Future Plans
Overview
VRS covers a fundamental subset of data types to represent variation, thus far predominantly related to the replacement of a subsequence in a reference sequence. Increasing its applicability will require supporting more complex types of variation, including:
genotypes
structural variation
mosaicism and chimerism
categorical variation
The following sections provide a preview of planned concepts under way to address a broader representation of variation.
Intervals and Locations
VRS uses Location subclasses to define where variation occurs. The schema is designed to be extensible to new kinds of Intervals and Locations in order to support, for example, fuzzy coordinates or feature-based locations.
ComplexInterval
Representation of complex coordinates based on relative locations or offsets from a known location.

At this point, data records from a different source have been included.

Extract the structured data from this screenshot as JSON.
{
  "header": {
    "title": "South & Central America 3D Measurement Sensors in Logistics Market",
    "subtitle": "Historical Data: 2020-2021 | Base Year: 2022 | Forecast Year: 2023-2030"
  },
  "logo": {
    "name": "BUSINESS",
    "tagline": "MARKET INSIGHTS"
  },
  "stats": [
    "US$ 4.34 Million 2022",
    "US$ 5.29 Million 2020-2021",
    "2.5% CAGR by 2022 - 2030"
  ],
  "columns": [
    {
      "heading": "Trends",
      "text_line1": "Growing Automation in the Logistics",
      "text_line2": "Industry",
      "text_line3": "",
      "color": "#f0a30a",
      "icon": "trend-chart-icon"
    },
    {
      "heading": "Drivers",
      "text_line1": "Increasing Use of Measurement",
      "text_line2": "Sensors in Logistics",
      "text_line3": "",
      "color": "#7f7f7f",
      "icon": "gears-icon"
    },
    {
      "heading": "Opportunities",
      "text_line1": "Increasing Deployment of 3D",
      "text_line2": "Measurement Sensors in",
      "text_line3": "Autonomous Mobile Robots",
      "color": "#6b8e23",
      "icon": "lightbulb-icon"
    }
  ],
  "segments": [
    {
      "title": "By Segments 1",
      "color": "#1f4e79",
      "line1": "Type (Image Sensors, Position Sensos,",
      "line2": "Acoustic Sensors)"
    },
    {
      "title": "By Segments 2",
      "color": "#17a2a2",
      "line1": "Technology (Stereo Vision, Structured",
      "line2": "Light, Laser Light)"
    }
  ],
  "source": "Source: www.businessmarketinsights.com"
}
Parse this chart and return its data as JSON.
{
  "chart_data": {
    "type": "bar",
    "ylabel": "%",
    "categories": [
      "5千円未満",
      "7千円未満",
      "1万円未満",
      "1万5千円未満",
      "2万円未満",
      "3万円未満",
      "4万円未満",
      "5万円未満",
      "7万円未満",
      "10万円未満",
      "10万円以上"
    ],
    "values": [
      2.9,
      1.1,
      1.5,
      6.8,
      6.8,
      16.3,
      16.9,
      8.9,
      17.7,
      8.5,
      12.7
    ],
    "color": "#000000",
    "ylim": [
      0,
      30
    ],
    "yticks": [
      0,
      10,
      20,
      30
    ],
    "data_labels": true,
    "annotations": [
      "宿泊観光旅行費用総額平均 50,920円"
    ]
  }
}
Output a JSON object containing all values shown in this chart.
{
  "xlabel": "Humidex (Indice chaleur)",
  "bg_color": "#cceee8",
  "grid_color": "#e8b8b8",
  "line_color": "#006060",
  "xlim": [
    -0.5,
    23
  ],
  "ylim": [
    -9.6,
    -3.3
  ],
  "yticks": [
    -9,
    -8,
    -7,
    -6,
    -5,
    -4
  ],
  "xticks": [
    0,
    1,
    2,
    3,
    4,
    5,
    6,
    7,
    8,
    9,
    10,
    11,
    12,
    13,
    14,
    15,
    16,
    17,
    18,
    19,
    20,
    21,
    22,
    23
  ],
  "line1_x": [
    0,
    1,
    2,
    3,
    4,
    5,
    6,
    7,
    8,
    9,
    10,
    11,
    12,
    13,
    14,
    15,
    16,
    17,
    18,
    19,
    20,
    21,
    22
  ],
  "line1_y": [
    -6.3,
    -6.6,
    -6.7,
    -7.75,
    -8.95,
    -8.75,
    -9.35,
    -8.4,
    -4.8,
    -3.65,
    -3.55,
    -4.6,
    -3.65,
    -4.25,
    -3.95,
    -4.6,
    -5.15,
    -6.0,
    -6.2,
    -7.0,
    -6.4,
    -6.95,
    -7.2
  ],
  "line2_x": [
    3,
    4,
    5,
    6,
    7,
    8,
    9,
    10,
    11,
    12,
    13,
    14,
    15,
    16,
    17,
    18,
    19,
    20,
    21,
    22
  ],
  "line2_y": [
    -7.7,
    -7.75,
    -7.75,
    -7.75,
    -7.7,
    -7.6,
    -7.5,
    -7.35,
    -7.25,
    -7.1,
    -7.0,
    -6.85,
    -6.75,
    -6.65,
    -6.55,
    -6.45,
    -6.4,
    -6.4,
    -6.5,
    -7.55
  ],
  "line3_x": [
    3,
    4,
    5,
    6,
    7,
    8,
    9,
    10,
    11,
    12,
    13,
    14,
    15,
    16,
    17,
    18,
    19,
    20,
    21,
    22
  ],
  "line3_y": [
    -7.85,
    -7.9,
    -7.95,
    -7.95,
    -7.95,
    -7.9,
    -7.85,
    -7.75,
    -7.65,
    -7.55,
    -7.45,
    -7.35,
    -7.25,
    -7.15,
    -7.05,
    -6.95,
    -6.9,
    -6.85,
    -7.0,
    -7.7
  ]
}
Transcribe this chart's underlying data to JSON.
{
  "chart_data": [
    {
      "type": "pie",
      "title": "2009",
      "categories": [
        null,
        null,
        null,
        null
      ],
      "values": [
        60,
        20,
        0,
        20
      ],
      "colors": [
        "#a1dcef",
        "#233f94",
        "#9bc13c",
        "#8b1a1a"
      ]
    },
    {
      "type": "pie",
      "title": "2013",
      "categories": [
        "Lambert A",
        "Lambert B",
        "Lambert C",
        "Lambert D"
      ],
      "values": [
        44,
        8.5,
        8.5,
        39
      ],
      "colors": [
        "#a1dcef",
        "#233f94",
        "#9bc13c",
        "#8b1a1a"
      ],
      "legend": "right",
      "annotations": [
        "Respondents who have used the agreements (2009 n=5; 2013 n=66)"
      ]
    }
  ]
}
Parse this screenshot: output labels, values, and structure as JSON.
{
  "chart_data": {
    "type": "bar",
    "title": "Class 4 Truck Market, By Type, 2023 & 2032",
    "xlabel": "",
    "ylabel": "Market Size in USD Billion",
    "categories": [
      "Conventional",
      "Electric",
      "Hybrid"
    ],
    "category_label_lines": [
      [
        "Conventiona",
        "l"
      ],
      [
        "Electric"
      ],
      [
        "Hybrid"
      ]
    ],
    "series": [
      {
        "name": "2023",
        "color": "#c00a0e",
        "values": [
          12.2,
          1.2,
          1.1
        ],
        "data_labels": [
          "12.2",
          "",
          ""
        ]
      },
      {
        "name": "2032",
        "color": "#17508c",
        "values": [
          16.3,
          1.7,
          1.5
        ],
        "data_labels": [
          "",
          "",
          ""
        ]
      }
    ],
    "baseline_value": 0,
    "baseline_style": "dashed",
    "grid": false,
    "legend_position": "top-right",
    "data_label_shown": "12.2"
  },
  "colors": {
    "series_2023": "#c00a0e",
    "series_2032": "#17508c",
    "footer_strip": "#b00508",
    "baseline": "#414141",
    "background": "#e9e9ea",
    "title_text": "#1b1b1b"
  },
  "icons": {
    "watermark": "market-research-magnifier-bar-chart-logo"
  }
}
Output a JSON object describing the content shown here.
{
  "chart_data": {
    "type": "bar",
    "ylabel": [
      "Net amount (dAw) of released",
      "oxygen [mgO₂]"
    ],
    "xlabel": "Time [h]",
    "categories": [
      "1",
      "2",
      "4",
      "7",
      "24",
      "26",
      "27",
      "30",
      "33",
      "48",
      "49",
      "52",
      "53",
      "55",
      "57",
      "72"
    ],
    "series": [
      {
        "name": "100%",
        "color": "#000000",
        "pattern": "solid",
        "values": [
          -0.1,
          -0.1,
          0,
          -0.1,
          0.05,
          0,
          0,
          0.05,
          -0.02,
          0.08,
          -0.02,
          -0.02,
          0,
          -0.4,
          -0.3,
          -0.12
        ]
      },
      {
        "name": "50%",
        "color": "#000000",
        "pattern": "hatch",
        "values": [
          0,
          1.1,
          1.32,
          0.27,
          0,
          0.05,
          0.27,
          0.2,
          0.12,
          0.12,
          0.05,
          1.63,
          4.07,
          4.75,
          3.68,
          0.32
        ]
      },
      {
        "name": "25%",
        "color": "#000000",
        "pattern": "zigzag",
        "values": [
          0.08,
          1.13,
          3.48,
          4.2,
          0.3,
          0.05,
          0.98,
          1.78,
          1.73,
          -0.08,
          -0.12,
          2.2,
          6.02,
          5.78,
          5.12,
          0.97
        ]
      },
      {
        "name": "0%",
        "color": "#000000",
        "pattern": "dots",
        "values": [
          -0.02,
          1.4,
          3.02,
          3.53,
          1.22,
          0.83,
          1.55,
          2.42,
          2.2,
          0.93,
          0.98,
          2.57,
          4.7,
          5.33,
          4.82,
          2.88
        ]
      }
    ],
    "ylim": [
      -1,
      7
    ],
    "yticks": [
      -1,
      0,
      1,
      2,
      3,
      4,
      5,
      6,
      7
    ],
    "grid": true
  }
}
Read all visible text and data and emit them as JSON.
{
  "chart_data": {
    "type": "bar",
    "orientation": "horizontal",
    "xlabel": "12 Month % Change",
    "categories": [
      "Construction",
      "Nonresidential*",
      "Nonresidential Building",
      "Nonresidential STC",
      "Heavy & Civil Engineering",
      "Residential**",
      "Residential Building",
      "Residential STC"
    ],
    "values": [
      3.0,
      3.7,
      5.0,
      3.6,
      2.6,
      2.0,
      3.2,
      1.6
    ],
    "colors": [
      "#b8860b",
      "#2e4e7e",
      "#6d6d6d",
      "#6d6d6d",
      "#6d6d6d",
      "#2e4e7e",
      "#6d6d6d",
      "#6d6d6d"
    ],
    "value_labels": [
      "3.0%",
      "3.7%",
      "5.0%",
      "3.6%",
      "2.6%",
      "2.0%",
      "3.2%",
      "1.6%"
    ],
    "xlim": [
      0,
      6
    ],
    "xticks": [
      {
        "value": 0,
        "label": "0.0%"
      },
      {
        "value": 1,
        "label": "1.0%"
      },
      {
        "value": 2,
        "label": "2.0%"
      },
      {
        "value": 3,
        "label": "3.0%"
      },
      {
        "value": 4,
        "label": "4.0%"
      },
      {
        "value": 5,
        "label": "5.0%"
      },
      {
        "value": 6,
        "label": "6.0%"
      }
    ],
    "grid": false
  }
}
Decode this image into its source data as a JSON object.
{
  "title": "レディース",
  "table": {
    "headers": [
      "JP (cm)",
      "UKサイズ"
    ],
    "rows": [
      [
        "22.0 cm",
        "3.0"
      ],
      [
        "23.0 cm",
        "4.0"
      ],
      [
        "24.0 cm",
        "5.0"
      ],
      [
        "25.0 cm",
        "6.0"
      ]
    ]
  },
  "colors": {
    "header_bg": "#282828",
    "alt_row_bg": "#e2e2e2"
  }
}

Examples include “left of” a given position and intronic positions measured from intron-exon junctions.
Computational definition
Under development.
Information model
Under development.
Variation Classes
Additional Variation concepts that are being planned for future consideration in the specification. See Variation for more information.
Structural Variation
Note
This concept is being refined. Please comment at https://github.com/ga4gh/vrs/issues/103
The aberrant joining of two segments of DNA that are not typically contiguous. In the context of joining two distinct coding sequences, translocations result in a gene fusion, which is also covered by this VRS definition.
Computational definition
A joining of two sequences is defined by two Location objects and an indication of the join “pattern” (advice needed on conventional terminology, if any).
Information model
Under consideration. See https://github.com/ga4gh/vrs/issues/28.
Examples
t(9;22)(q34;q11) in BCR-ABL
Categorical Variation
Some variations are defined by categorical concepts, rather than specific locations and states. These variations go by many terms, including categorical variants, bucket variants, container variants, or variant classes. These forms of variation are not described by any broadly-recognized variation format, but modeling them is a key requirement for the representation of aggregate variation descriptions as commonly found in biomedical literature. Our future work will focus on the formal specification for representing these variations with sets of rules, which we currently call Categorical Variation.